SPANISH MEDICAL AID COMMITTEE
Minutes of meeting held on the 1st March 1939, at 24 New Oxford St., W.C.
Present: Lord Faringdon (Chairman), Mr. T. Blewitt, Mr. R. Calder, Mr. C.H. Norman, Mr. Le Gros Clark, Mrs. Manning, Mrs. I. Brown, Professor J.A. Marrack, Mr. G. Jeger.
Apologies for absence were received from Dr. H. Boyde, and Dr. J. Gillison.
1) Minutes of meeting held on 22nd February were confirmed and signed.
2) Matters arising:
a) The meeting at Friends House on Friday February 24th had not been a success. The hall was less than half filled. The collection amounted to £30, which just covered the cost of the advertisements. The hire of the hall (£15) was therefore a loss to the Committee. Although extensively advertised there was insufficient time for effective publicity except upon a large and expensive scale.
b) The German Jewish Aid Committee had made application for the entry into this country of Dr. Glaser and his wife. It was agreed that to facilitate this, we give an assurance to the Home Office that we would assist them to emigrate to Mexico.

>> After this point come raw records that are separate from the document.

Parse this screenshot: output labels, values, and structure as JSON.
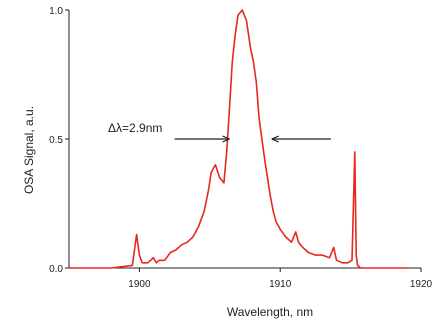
{
  "chart_data": {
    "type": "line",
    "xlabel": "Wavelength, nm",
    "ylabel": "OSA Signal, a.u.",
    "xlim": [
      1895,
      1920
    ],
    "ylim": [
      0.0,
      1.0
    ],
    "xticks": [
      "1900",
      "1910",
      "1920"
    ],
    "yticks": [
      "0.0",
      "0.5",
      "1.0"
    ],
    "grid": false,
    "colors": {
      "series": "#e8281e",
      "axis": "#222222",
      "annotation": "#222222"
    },
    "annotation": {
      "text": "Δλ=2.9nm",
      "arrow_y": 0.5,
      "left_arrow_x": [
        1902.5,
        1906.4
      ],
      "right_arrow_x": [
        1909.4,
        1913.6
      ]
    },
    "series": [
      {
        "x": [
          1895.0,
          1898.0,
          1899.5,
          1899.8,
          1900.0,
          1900.2,
          1900.6,
          1901.0,
          1901.2,
          1901.4,
          1901.8,
          1902.2,
          1902.6,
          1903.0,
          1903.4,
          1903.8,
          1904.2,
          1904.6,
          1904.9,
          1905.1,
          1905.4,
          1905.7,
          1906.0,
          1906.2,
          1906.4,
          1906.6,
          1906.8,
          1907.0,
          1907.3,
          1907.6,
          1907.9,
          1908.1,
          1908.3,
          1908.5,
          1908.7,
          1908.9,
          1909.1,
          1909.3,
          1909.5,
          1909.7,
          1910.0,
          1910.4,
          1910.8,
          1911.1,
          1911.3,
          1911.6,
          1912.0,
          1912.5,
          1913.0,
          1913.5,
          1913.8,
          1914.0,
          1914.4,
          1914.8,
          1915.1,
          1915.3,
          1915.4,
          1915.5,
          1915.7,
          1916.0,
          1917.0,
          1919.0
        ],
        "y": [
          0.0,
          0.0,
          0.01,
          0.13,
          0.05,
          0.02,
          0.02,
          0.04,
          0.02,
          0.03,
          0.03,
          0.06,
          0.07,
          0.09,
          0.1,
          0.12,
          0.16,
          0.22,
          0.3,
          0.37,
          0.4,
          0.35,
          0.33,
          0.45,
          0.62,
          0.8,
          0.9,
          0.98,
          1.0,
          0.96,
          0.85,
          0.8,
          0.72,
          0.58,
          0.5,
          0.42,
          0.35,
          0.28,
          0.22,
          0.18,
          0.15,
          0.12,
          0.1,
          0.14,
          0.1,
          0.08,
          0.06,
          0.05,
          0.05,
          0.04,
          0.08,
          0.03,
          0.02,
          0.02,
          0.03,
          0.45,
          0.05,
          0.01,
          0.0,
          0.0,
          0.0,
          0.0
        ]
      }
    ]
  }
}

c) Premises. A house in Great Russell Street, consisting of 14 rooms, had been offered to us at £100 per annum exclusive. The Organising Secretary stated that he was in touch with the National Joint Committee regarding a joint tenancy and they were definitely interested. He was empowered to continue negotiations in respect of this house, in collaboration with the National Joint Committee.
d) The C.S.I. had reported that they had spent the £100 granted to them for urgent requirements on digitalin, which was being sent to the Central Zone.

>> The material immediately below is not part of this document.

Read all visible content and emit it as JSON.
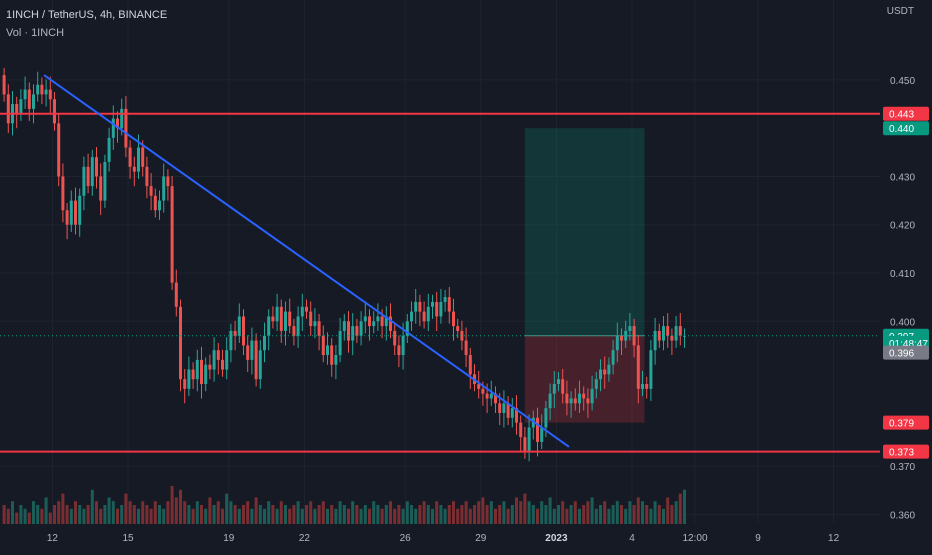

e) Nurse Margaret Finley, was still in the Central Middlesex Hospital. No report had been received yet from Dr. Joules, but the Organising Secretary who had visited her stated that she would probably be there for at least another week. Blood tests, etc., were being taken.
3) Special Correspondence:
a) Re the Dieppe case. Letters from Mr. Hole regarding correspondence between himself and the C.S.I. lawyer Monsr. Audard. Definite replies to our questions had not yet been received, but Monsr. Audard stated that we were not entitled to negotiate in any settlement, as the Insurance Company has entire conduct of the proceedings and any interference on our part might lead them to repudiate their obligations.
The C.S.I. forwarded a copy of a letter received from the Insurance Company affirming that Mr. Hunt's failure to report the accident materially affected the issue, and that they were obliged to reserve their rights in any consequent legal action. It was agreed to forward this correspondence to Mr. Hole for his views.
b) From Dr. Quemada, now in Norway, thanking the Committee for the "splendid English personnel and material,'' and expressing his appreciation of our work in Spain.
c) A note from Mr. Roy Poole stating that he had been asked to go to Perpignan by the National Joint Committee to assist in their work for the refugees, and that he hoped that it might be possible to rescue more transport for us.